Di tengah hutan seperti ini, aku tidak memiliki pilihan lain selain mengikuti mereka masuk. "Ayo pergi istirahat anakku, ibu akan membuatkan makan malam kesukaanmu." Langkahku terhenti di dekat kakak, aku tidak ingin kembali ke ruang asing dan menakutkan itu sendirian, aku ingin di samping kakak, dengan begitu aku akan merasa lebih tenang. "Aku ingin di sini sebentar," gumamku langsung duduk di dekat kakak.

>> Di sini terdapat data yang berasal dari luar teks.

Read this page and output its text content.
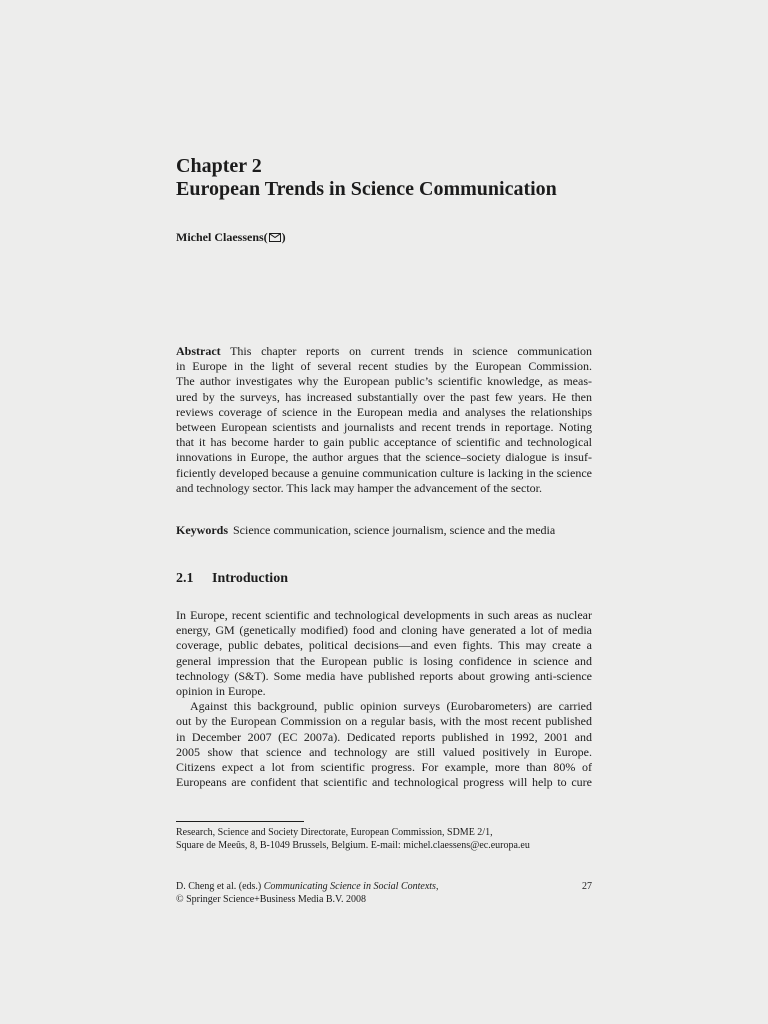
Chapter 2
European Trends in Science Communication
Michel Claessens ( )
Abstract This chapter reports on current trends in science communication
in Europe in the light of several recent studies by the European Commission.
The author investigates why the European public’s scientific knowledge, as meas-
ured by the surveys, has increased substantially over the past few years. He then
reviews coverage of science in the European media and analyses the relationships
between European scientists and journalists and recent trends in reportage. Noting
that it has become harder to gain public acceptance of scientific and technological
innovations in Europe, the author argues that the science–society dialogue is insuf-
ficiently developed because a genuine communication culture is lacking in the science
and technology sector. This lack may hamper the advancement of the sector.
Keywords Science communication, science journalism, science and the media
2.1 Introduction
In Europe, recent scientific and technological developments in such areas as nuclear
energy, GM (genetically modified) food and cloning have generated a lot of media
coverage, public debates, political decisions—and even fights. This may create a
general impression that the European public is losing confidence in science and
technology (S&T). Some media have published reports about growing anti-science
opinion in Europe.
Against this background, public opinion surveys (Eurobarometers) are carried
out by the European Commission on a regular basis, with the most recent published
in December 2007 (EC 2007a). Dedicated reports published in 1992, 2001 and
2005 show that science and technology are still valued positively in Europe.
Citizens expect a lot from scientific progress. For example, more than 80% of
Europeans are confident that scientific and technological progress will help to cure
Research, Science and Society Directorate, European Commission, SDME 2/1,
Square de Meeûs, 8, B-1049 Brussels, Belgium. E-mail: michel.claessens@ec.europa.eu
D. Cheng et al. (eds.) Communicating Science in Social Contexts,
© Springer Science+Business Media B.V. 2008
27
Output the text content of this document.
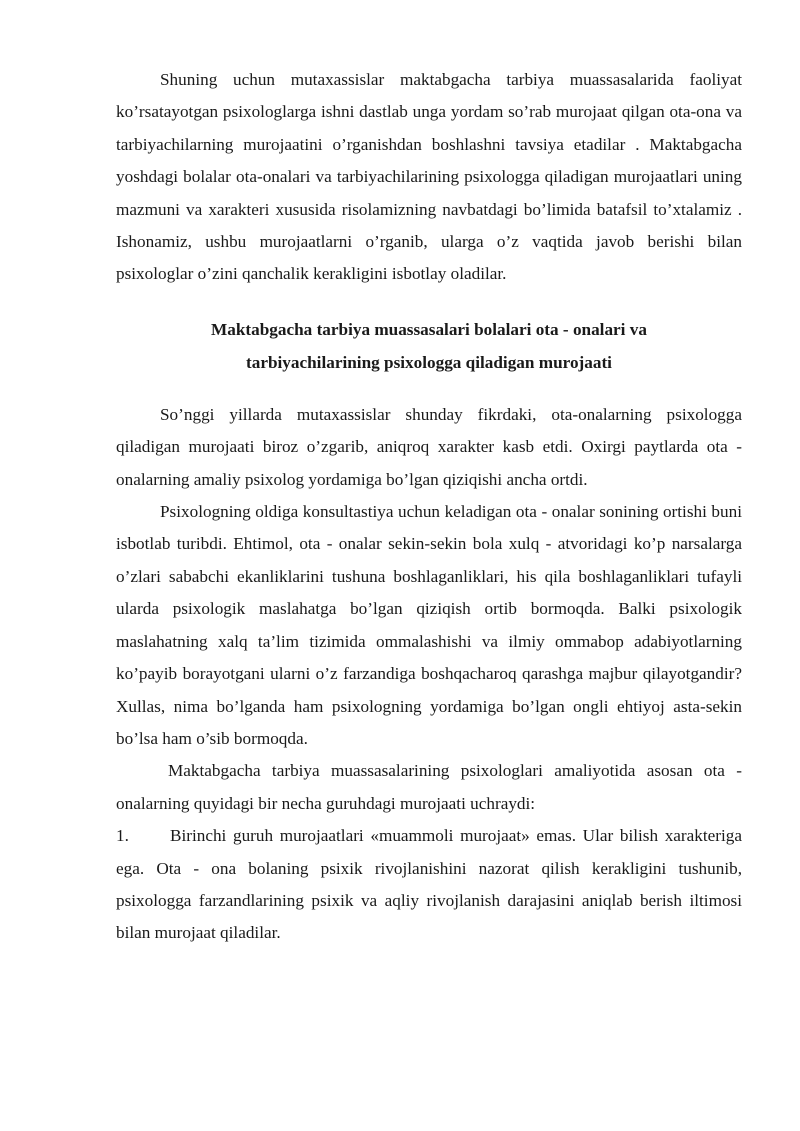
Shuning uchun mutaxassislar maktabgacha tarbiya muassasalarida faoliyat ko’rsatayotgan psixologlarga ishni dastlab unga yordam so’rab murojaat qilgan ota-ona va tarbiyachilarning murojaatini o’rganishdan boshlashni tavsiya etadilar . Maktabgacha yoshdagi bolalar ota-onalari va tarbiyachilarining psixologga qiladigan murojaatlari uning mazmuni va xarakteri xususida risolamizning navbatdagi bo’limida batafsil to’xtalamiz . Ishonamiz, ushbu murojaatlarni o’rganib, ularga o’z vaqtida javob berishi bilan psixologlar o’zini qanchalik kerakligini isbotlay oladilar.

Maktabgacha tarbiya muassasalari bolalari ota - onalari va
tarbiyachilarining psixologga qiladigan murojaati

So’nggi yillarda mutaxassislar shunday fikrdaki, ota-onalarning psixologga qiladigan murojaati biroz o’zgarib, aniqroq xarakter kasb etdi. Oxirgi paytlarda ota - onalarning amaliy psixolog yordamiga bo’lgan qiziqishi ancha ortdi.

Psixologning oldiga konsultastiya uchun keladigan ota - onalar sonining ortishi buni isbotlab turibdi. Ehtimol, ota - onalar sekin-sekin bola xulq - atvoridagi ko’p narsalarga o’zlari sababchi ekanliklarini tushuna boshlaganliklari, his qila boshlaganliklari tufayli ularda psixologik maslahatga bo’lgan qiziqish ortib bormoqda. Balki psixologik maslahatning xalq ta’lim tizimida ommalashishi va ilmiy ommabop adabiyotlarning ko’payib borayotgani ularni o’z farzandiga boshqacharoq qarashga majbur qilayotgandir? Xullas, nima bo’lganda ham psixologning yordamiga bo’lgan ongli ehtiyoj asta-sekin bo’lsa ham o’sib bormoqda.

Maktabgacha tarbiya muassasalarining psixologlari amaliyotida asosan ota - onalarning quyidagi bir necha guruhdagi murojaati uchraydi:

1. Birinchi guruh murojaatlari «muammoli murojaat» emas. Ular bilish xarakteriga ega. Ota - ona bolaning psixik rivojlanishini nazorat qilish kerakligini tushunib, psixologga farzandlarining psixik va aqliy rivojlanish darajasini aniqlab berish iltimosi bilan murojaat qiladilar.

"Baiklah, kamu di sini dulu, ibu akan menyiapkan makanan untukmu," ucap sang perempuan berjalan ke dapur bersama laki-laki itu.
Di ruang yang dapat dikatakan ruang tamu, kini hanya tersisa aku dan juga kakak, aku pelan-pelan menyampingkan rambut kakak dan melihatnya dengan lekat. Bagaimanapun aku melihat, kakak tetaplah kakak. Balutan di lengan kirinya, apakah kakak benar-benar terkena panah? Kenapa bisa? Apakah dia benar-benar Fan XiLiang? "Kakak," panggilku lagi, kita sudah lama tidak bertemu, namun kenapa harus di dalam keadaan seperti ini, kakak? "Bangunlah, kak." Tidak lama setelah aku berusaha mengucangkan tubuh kakak, akhirnya dia membuka matanya. "Kakak," panggilku merasa senang, perasaan takutku menghilang seketika.
"Di mana ini?" tanyanya padaku, dia melepaskan tangannya dari gengamanku. "Kenapa aku berada di sini?" tanyanya berusaha untuk bangun, mungkin perasaan dia sama seperti aku di waktu bangun tadi.
"Kakak," panggilku kembali ingin mengapai tangannya, namun dia menghindar, apakah dia lupa denganku? Apakah dia kakakku? Perasaan takutku kini mulai muncul.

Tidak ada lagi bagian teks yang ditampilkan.